Systematycznie powiększająca się populacja psów z Kongo w Europie nigdy nie osiągnęła statusu modnej rasy i do dziś hodowana jest nielicznie. Kontynentalny rozdział hodowli basenji zapoczątkowała Genie Steward Rundle z St-Martin-du Var we Francji. Dziś najlepszą francuską hodowlą, znaną na całym świecie, jest "out of Africa" prowadzona przez Christiana Jouanchicota. Prawie w każdym europejskim kraju można spotkać psy z tego kennelu np.: w Czechach mieszka MASTER MIND out of Africa, w Estonii, w hodowli pani Valdny-Pruel przebywają PEARLY CATES out of Africa i ROXY ROCKET out of Africa, a "francuskim ambasadorem" w Polsce jest IGGY POP out of Africa. Liczna grupa psów z przydomkiem "out of Africa" znalazła swoich właścicieli w Niemczech. NEGRO SPIRITUAL out of Africa to pies Danieli Karcz z Berlina, OVER THE RAINBOW out of Africa należy do Hansa Jurgena Kocha mieszkającego w miejscowości Melle. Jednak to nie te psy przyniosły najwięcej zaszczytów francuskiemu hodowcy. Żywą reklamą kennelu "out of Africa" jest suka MOVIE STAR, której właścicielem jest wspomniany wcześniej pan Koch. Ta piękna, bardzo delikatna suka ma na swoim koncie tytuł Interchampiona, jest championką kilkunastu krajów Europy, a w Polsce, w 1997 roku wygrała Best in Show Międzynarodowej Wystawy Psów Rasowych w Zielonej Górze. Obecnie jest to najbardziej utytułowany basenji w Europie, choć jej zbyt delikatna sylwetka wciąż wzbudza wiele kontrowersji.
W Niemczech działa kilka znanych hodowli, zrzeszonych w 1. Basenji-Klub Deutschland. Obecnie największe sukcesy odnoszą: "Ti-n Abou Teka" Ursuli Grewe z Sindelfingen oraz "Mokoondi" Dagmary Wagner z Soyen. Równie znana jest austriacka "Jangua", której właścicielką jest Phyllis Poduschka-Aigner. Pani Poduschka opiera swoją hodowlę na wspomnianej już linii "Horsley" z Anglii, a podziw budzą jej psy o umaszczeniu czarno-białym.
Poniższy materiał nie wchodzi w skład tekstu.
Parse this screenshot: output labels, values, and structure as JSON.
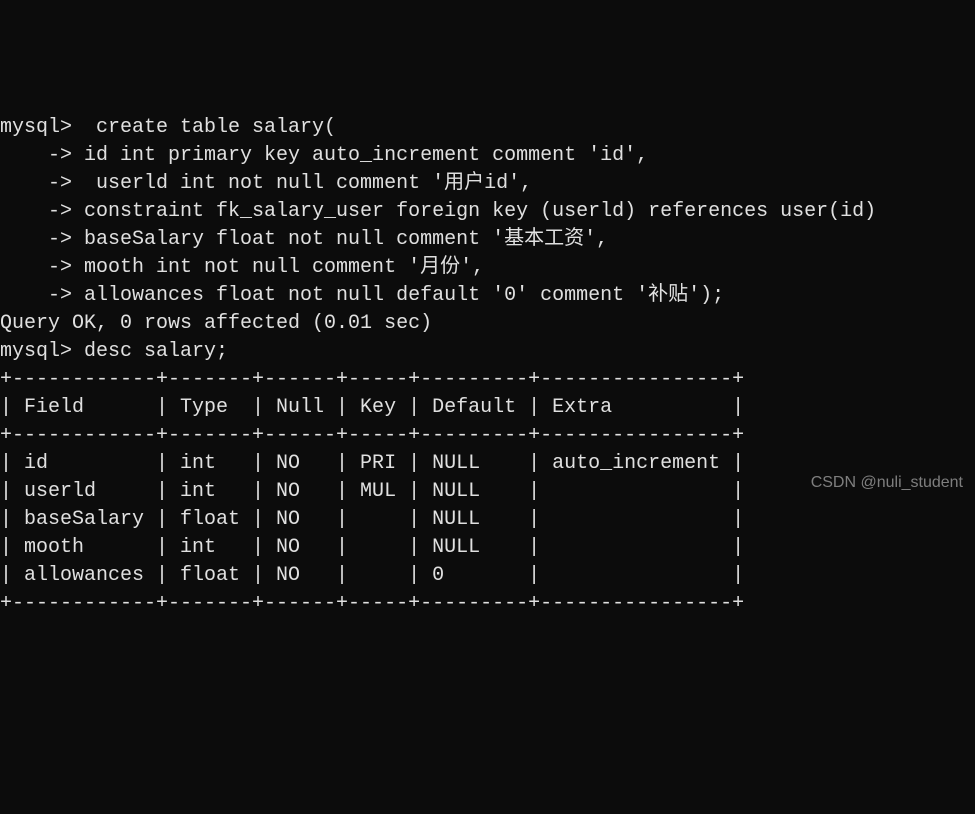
{
  "lines": {
    "l01": "mysql>  create table salary(",
    "l02": "    -> id int primary key auto_increment comment 'id',",
    "l03": "    ->  userld int not null comment '用户id',",
    "l04": "    -> constraint fk_salary_user foreign key (userld) references user(id)",
    "l05": "    -> baseSalary float not null comment '基本工资',",
    "l06": "    -> mooth int not null comment '月份',",
    "l07": "    -> allowances float not null default '0' comment '补贴');",
    "l08": "Query OK, 0 rows affected (0.01 sec)",
    "l09": "",
    "l10": "mysql> desc salary;",
    "l11": "+------------+-------+------+-----+---------+----------------+",
    "l12": "| Field      | Type  | Null | Key | Default | Extra          |",
    "l13": "+------------+-------+------+-----+---------+----------------+",
    "l14": "| id         | int   | NO   | PRI | NULL    | auto_increment |",
    "l15": "| userld     | int   | NO   | MUL | NULL    |                |",
    "l16": "| baseSalary | float | NO   |     | NULL    |                |",
    "l17": "| mooth      | int   | NO   |     | NULL    |                |",
    "l18": "| allowances | float | NO   |     | 0       |                |",
    "l19": "+------------+-------+------+-----+---------+----------------+"
  },
  "watermark": "CSDN @nuli_student",
  "chart_data": {
    "type": "table",
    "title": "desc salary",
    "columns": [
      "Field",
      "Type",
      "Null",
      "Key",
      "Default",
      "Extra"
    ],
    "rows": [
      [
        "id",
        "int",
        "NO",
        "PRI",
        "NULL",
        "auto_increment"
      ],
      [
        "userld",
        "int",
        "NO",
        "MUL",
        "NULL",
        ""
      ],
      [
        "baseSalary",
        "float",
        "NO",
        "",
        "NULL",
        ""
      ],
      [
        "mooth",
        "int",
        "NO",
        "",
        "NULL",
        ""
      ],
      [
        "allowances",
        "float",
        "NO",
        "",
        "0",
        ""
      ]
    ]
  }
}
Eksplozję popularności przeżywa basenji w Stanach Zjednoczonych. Doskonałe eksterierowo psy są wizytówką tamtejszych hodowli, a Zwycięstwo Grupy V FCI na Światowej Wystawie w Mediolanie w 2000 roku przez amerykańskiego Zindika's JOHNY COME GREATLY, pręgowanego psa z kennelu p. Cecily, jest tego najlepszym dowodem. Ten sukces był możliwy dzięki ogromnemu nakładowi pracy hodowców z USA, którzy od lat hodują swoje psy w obostrzonych przez AKC rygorach.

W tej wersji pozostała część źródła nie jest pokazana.